A ese sitio llegaron -de poco en poco- colonos, criollos y negros para sitiar la plaza y todo el laberinto de calles que entorno al templo fueron naciendo; para acentuar el contraste entre lo claro y lo oscuro, entre el ruido de las campanadas y el tambor africano.

Por allí estuvo también el convento de las ursulinas, donde creció Matáo hasta la época en la que encontró trabajo. Después —ya en la Revolución— tuvo casa propia, pero la Plaza fue siempre su lugar favorito.

En ese ambiente vivió Matáo y vive hoy Subirá. El primero sin cuento más largo que el de realizar, en una pequeña carretilla de madera, cualquier tarea que le aportase un mínimo de dinero. El segundo, un viejito que como muchos otros en Cuba, sale al parque a leer la prensa y a sentir las brisas de aire fresco. Ambos, gente común. Y es que de eso se trata, de que la gente común también quede recogida en la historia, en las leyendas de sus coterráneos y en el recuerdo de cuantos forasteros visiten la ciudad.

Cierto es que Matáo y Subirá ya son historia, no por ser el objeto de estudio de algún avezado, sino por la feliz iniciativa de la escultora Martha Jiménez Pérez, quien en el año 2002 forjó en marmolina al carretillero y al lector (aunque actualmente se traspasan al bronce). A esas esculturas se suman la de Los novios y Las tres chismosas, conformando cuatro singulares escenas costumbristas, que bien pueden simbolizar esa autóctona mezcla de gente camagüeyana.

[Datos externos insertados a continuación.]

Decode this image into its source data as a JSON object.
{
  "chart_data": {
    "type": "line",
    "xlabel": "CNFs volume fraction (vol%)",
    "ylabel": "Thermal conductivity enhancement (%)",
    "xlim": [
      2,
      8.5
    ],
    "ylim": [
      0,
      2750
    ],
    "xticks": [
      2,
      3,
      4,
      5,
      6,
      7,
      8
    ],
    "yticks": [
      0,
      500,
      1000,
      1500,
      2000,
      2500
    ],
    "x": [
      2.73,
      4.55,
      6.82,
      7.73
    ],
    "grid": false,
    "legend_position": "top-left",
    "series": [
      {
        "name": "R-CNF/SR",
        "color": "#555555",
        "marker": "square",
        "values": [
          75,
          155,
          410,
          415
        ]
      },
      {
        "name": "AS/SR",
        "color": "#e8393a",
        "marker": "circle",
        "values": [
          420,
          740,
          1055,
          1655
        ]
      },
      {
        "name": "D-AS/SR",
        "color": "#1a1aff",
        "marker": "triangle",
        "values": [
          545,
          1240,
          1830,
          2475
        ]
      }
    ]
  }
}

Alrededor del Pozo de Gracia se establecieron los pobladores. A diferencia de otras plazas de Camagüey, el edificio principal -conformado originalmente por el hospital, el convento y la iglesia, la única de dos torres en Camagüey-, ocupa la posición más jerarquizada del entorno, si se tiene en cuenta que el acceso principal es perpendicular a la fachada del conjunto arquitectónico. Al acceder de frente a la iglesia por la calle Hermanos Agüero, el peatón va descubriendo dilataciones sucesivas del espacio urbano, que finalmente culminan en la entrada del templo.

El conjunto tiene sus antecedentes en la parroquia de tres naves que comenzó a erigirse en 1732, a cierta distancia del actual emplazamiento. Como capilla, esa institución debía acompañar a un hospital de mujeres. Más a religiosos carmelitas y jesuitas no les gustó el proyecto y demolieron la obra.  

En el siglo XIX el hospital también fue derribado por el ayuntamiento para su reconstrucción. No es hasta 1823 que se da comienzo a la construcción del hospital y de la iglesia, concluidos en noviembre y  diciembre de 1825 respectivamente, gracias a las donaciones de las familias ricas, las contribuciones del pueblo  y la incansable labor del franciscano José de la Cruz  Espí (Padre Valencia), a quien una calle le rinde hoy homenaje.

El campanario izquierdo se terminó al año siguiente. La otra torre fue erigida en 1847, fecha en que también se concluye la fachada principal, según el proyecto del Padre Valencia, anunciado por un periódico de la  época. Años antes, hacia 1829, quedó edificado el convento en el lateral derecho del templo. Sitio donde hoy se ubica la Oficina del Historiador de la Ciudad de Camagüey.

Para entender ese entorno basta con pararse de espaldas a la iglesia y observar la calle que allí empieza o allí termina. De un lado las viviendas de los que eran más pobres, todas con sus tejitas de barro, que se unen de casa en casa para ir conformando casi un solo techo, casi un solo alero, que unas veces se alza y otras declina para morir apenas unos centímetros después de la fachada.

A la otra mano, el hogar de algunos con más posibilidades, casas más vistosas, con puertas más amplias y ventanas que suben casi desde el suelo, casi hasta el techo. Aquí hay patio interior, y aleros bastante anchos, y tinajas grandes para almacenar el agua, y vigas sin tallar ni emparejar, fijadas en el techo una vez llegadas del monte, lo que demuestra que no eran tan pobres, pero tampoco ricos.

Por el medio, entre las dos hileras de casas, parecen deambular hoy las figuras de  Martha. Allí se respira la algarabía de la gente y el revolotear de las palomas. En una ocasión la propia artista me dijo: “Yo he visitado muchos países, he estado en disímiles galerías, pero todo se me queda chico cuando lo comparo con este rinconcito. Esto es todo lo que quiero. Ese carácter contradictorio de los cubanos y ese discurso poético que llevamos impregnado no tienen comparación. Mis obras son mi alma”. Y las almas claro están, no tienen precio.